J’ai dit que la prosodie chinoise avait fort peu changé depuis ces temps qu’on nomme en Chine la grande époque. Il n’y a guère plus de trois siècles que, pour rendre les concours littéraires plus difficiles, on imagina d’ériger en règles sévères des combinaisons qui n’avaient été jusque-là que des artifices accidentels. Ces règles nouvelles portent uniquement sur une série d’exigences et de distinctions subtiles, presque toutes relatives au parallélisme des mots pleins et des mots vides, ou bien à la stricte observance du principe qui veut que le choix de tous les caractères formant le titre d’une pièce se trouve successivement justifié dans le cours du morceau. De telles minuties ne méritent pas qu’on s’y arrête ; il suffira de n’avoir point terminé cette revue sans les mentionner. Si les candidats sont forcés de les respecter, si quelques auteurs s’en amusent comme d’un jeu d’esprit, on peut constater, en parcourant les œuvres des poètes modernes les plus en renom [Pong-youen-choui et Ki-yun, entre autres, poètes célèbres presque contemporains], qu’ils jugent rarement à propos de s’y soumettre, et surtout de les observer dans toutes les parties d’un morceau.

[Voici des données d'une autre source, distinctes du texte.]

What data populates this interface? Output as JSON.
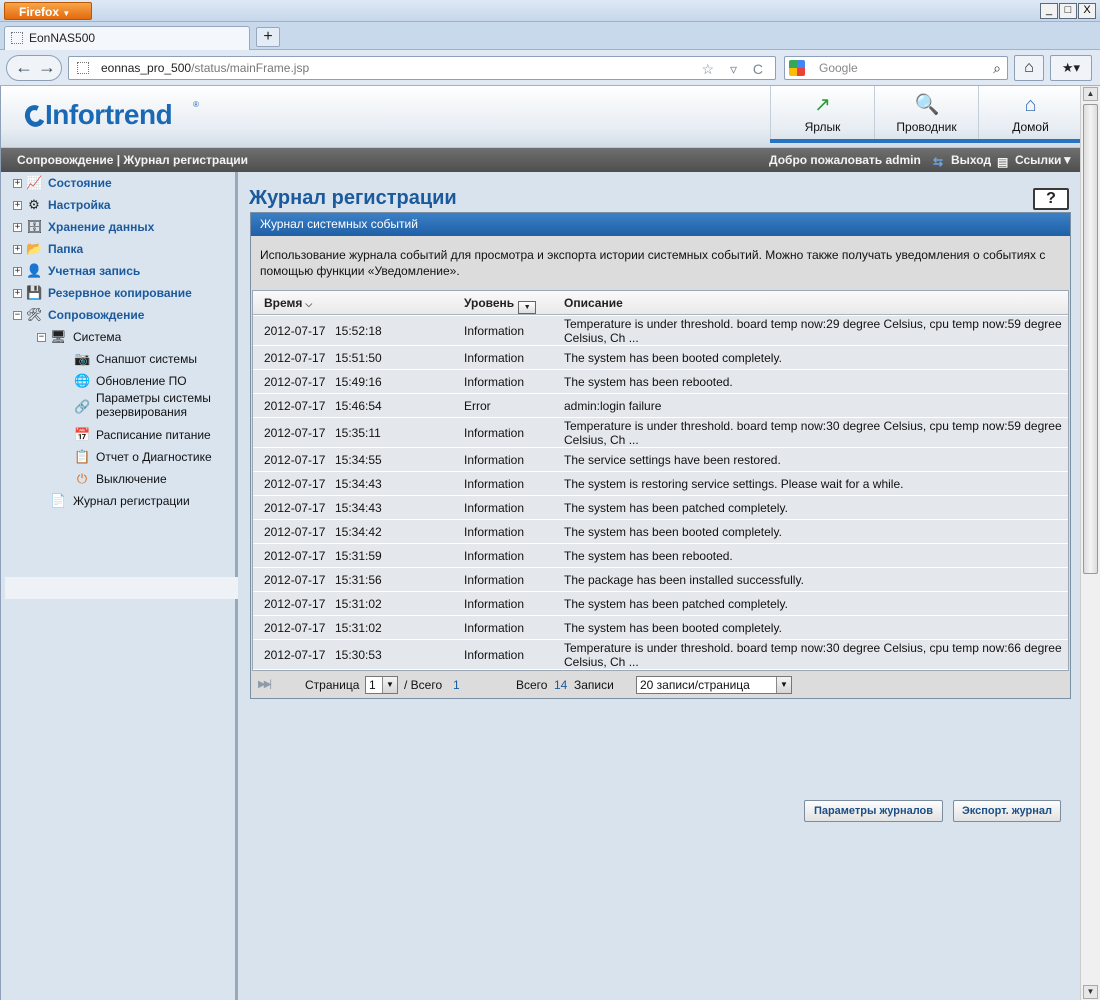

Peut-être sera-t-il intéressant de signaler maintenant, dans la poésie chinoise, l’emploi de certains procédés, de certains tours, de certaines manières offrant quelque analogie ou quelque contraste avec les habitudes et les allures poétiques des autres langues. Nous avons eu déjà, par exemple, l’occasion de remarquer combien les inversions, si fréquentes et si recherchées par les poètes de Rome et de la Grèce, seraient impraticables avec cette écriture chinoise, où l’on ne peut déplacer un caractère sans changer aussitôt toutes les conditions de sa valeur. Il a été question aussi de la césure à l’occasion des vers de sept pieds. Cette césure ne saurait naturellement ressembler à celle de la versification latine, puisque les caractères chinois sont indivisibles, de même que les monosyllabes correspondants ; c’est la césure française avec un repos bien marqué, comme dans ce vers célèbre :

Je le ferais encor, si j’avais à le faire.

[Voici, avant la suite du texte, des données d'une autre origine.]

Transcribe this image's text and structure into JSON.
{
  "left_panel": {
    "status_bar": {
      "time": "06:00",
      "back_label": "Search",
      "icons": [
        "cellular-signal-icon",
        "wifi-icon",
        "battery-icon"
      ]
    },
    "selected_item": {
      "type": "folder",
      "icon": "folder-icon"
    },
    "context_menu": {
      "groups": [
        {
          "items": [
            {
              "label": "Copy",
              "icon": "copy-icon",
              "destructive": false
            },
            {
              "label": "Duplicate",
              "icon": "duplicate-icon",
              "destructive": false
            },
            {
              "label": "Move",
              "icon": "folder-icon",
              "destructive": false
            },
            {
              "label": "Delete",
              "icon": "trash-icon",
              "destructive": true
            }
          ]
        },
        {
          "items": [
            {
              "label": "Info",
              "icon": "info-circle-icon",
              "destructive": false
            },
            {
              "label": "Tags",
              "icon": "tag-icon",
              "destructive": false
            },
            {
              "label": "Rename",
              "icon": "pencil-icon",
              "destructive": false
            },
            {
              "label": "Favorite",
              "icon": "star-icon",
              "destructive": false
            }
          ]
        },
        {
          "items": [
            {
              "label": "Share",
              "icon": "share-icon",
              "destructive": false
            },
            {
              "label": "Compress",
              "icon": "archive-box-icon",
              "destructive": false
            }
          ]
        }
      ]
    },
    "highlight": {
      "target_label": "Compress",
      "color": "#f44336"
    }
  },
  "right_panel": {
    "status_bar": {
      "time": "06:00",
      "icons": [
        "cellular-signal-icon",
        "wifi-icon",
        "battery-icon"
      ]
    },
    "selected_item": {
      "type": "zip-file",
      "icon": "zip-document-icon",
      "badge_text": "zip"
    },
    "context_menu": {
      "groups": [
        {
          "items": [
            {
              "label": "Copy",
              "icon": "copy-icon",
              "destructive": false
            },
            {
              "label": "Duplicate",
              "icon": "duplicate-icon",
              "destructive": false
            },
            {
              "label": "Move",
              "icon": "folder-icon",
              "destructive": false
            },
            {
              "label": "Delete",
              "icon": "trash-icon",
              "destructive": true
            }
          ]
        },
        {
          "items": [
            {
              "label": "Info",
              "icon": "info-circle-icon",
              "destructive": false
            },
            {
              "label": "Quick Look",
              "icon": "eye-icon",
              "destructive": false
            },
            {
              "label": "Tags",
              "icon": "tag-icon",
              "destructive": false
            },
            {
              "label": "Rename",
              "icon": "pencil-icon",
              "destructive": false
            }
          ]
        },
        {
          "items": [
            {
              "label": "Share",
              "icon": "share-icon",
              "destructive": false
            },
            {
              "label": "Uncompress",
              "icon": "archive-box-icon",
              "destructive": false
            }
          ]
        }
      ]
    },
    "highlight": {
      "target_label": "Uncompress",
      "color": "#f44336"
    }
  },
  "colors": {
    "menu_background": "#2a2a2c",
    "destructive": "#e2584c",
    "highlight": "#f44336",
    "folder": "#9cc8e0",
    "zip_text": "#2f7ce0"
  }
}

Dès l’origine des vers de sept pieds, on y aperçoit ce repos très nettement indiqué. La mesure semblait déjà trop longue pour être parcourue d’un seul trait, et c’était après le quatrième pied que l’on coupait le vers en deux hémistiches, usage qui s’est perpétué jusqu’à notre époque et qu’on observe encore aujourd’hui.

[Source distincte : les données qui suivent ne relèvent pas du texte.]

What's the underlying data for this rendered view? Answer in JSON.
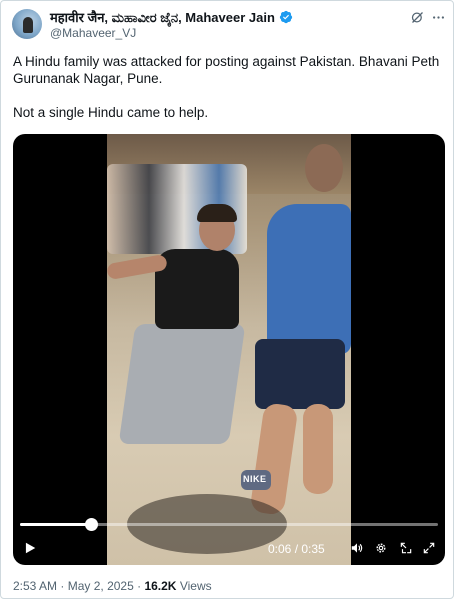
{
  "author": {
    "display_name": "महावीर जैन, ಮಹಾವೀರ ಜೈನ, Mahaveer Jain",
    "handle": "@Mahaveer_VJ",
    "verified": true,
    "verified_color": "#1d9bf0"
  },
  "tweet": {
    "paragraphs": [
      "A Hindu family was attacked for posting against Pakistan. Bhavani Peth Gurunanak Nagar, Pune.",
      "Not a single Hindu came to help."
    ]
  },
  "video": {
    "overlay_text": "NIKE",
    "progress": 0.171,
    "current_time": "0:06",
    "duration": "0:35",
    "time_display": "0:06 / 0:35",
    "controls": [
      "play-icon",
      "volume-icon",
      "settings-icon",
      "picture-in-picture-icon",
      "fullscreen-icon"
    ]
  },
  "meta": {
    "time": "2:53 AM",
    "separator": "·",
    "date": "May 2, 2025",
    "views_count": "16.2K",
    "views_label": "Views"
  },
  "colors": {
    "text_primary": "#0f1419",
    "text_secondary": "#536471",
    "border": "#cfd9de"
  }
}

[M. Davis me paraît aller trop loin, quand il fait du repos après le quatrième pied une règle absolue et invariable. La césure est évidemment après le troisième pied, dans ces deux vers de Thou-fou qui commencent une pièce dont la traduction se trouve plus bas (p. 157) :

Kiun pou kien Hoang-ho tchi chouï, Domine, nonne vides Hoang-ho (flavi fluminis) aquas ?
Thien chang laï, pen lie ou tao haï. (De) cœlorum altitudine venientes, fugiendo defluunt ad mare.

Il en est de même dans ce vers d’un poème moderne (le Hoa-tsien) qui me tombe sous les yeux :

Kin siao sse, tso hoang youen kio. Cette nuit (je vais) mourir ;
je deviendrai de la fontaine jaune un hôte.

Bien que ces exemples soient rares, ils ne sont point cependant si exceptionnels qu’on puisse les regarder uniquement comme des licences.

On remarque du reste presque toujours que si le poète a placé la césure au troisième pied, dans le premier vers d’un distique, c’est également au troisième pied que la césure se retrouvera dans le second.]

Où la césure est surtout marquée, c’est dans le vers de six mots (qui est d’ailleurs d’un usage extrêmement rare). Elle le coupe alors en deux parties égales, si nettement, que, sans l’indication fournie par la rime, on aurait peine à distinguer parfois, dans une édition non ponctuée [un grand nombre d’éditions chinoises ne sont pas ponctuées, ce qui rend parfois très ardue l’intelligence d’un texte. Le pédantisme des lettrés se complait dans ce redoublement de difficultés], si ce sont des vers de six, ou seulement des vers de trois mots qu’on a sous les yeux. Les vers de trois mots n’ont jamais de césure, comme on peut l’imaginer ; ceux de quatre pieds sont dans le même cas. M. Davis indique une césure après le second pied dans les vers de cinq mots ; mais j’avoue, en ce qui me concerne, ne l’avoir jamais perçue assez régulièrement pour la constater d’une manière certaine.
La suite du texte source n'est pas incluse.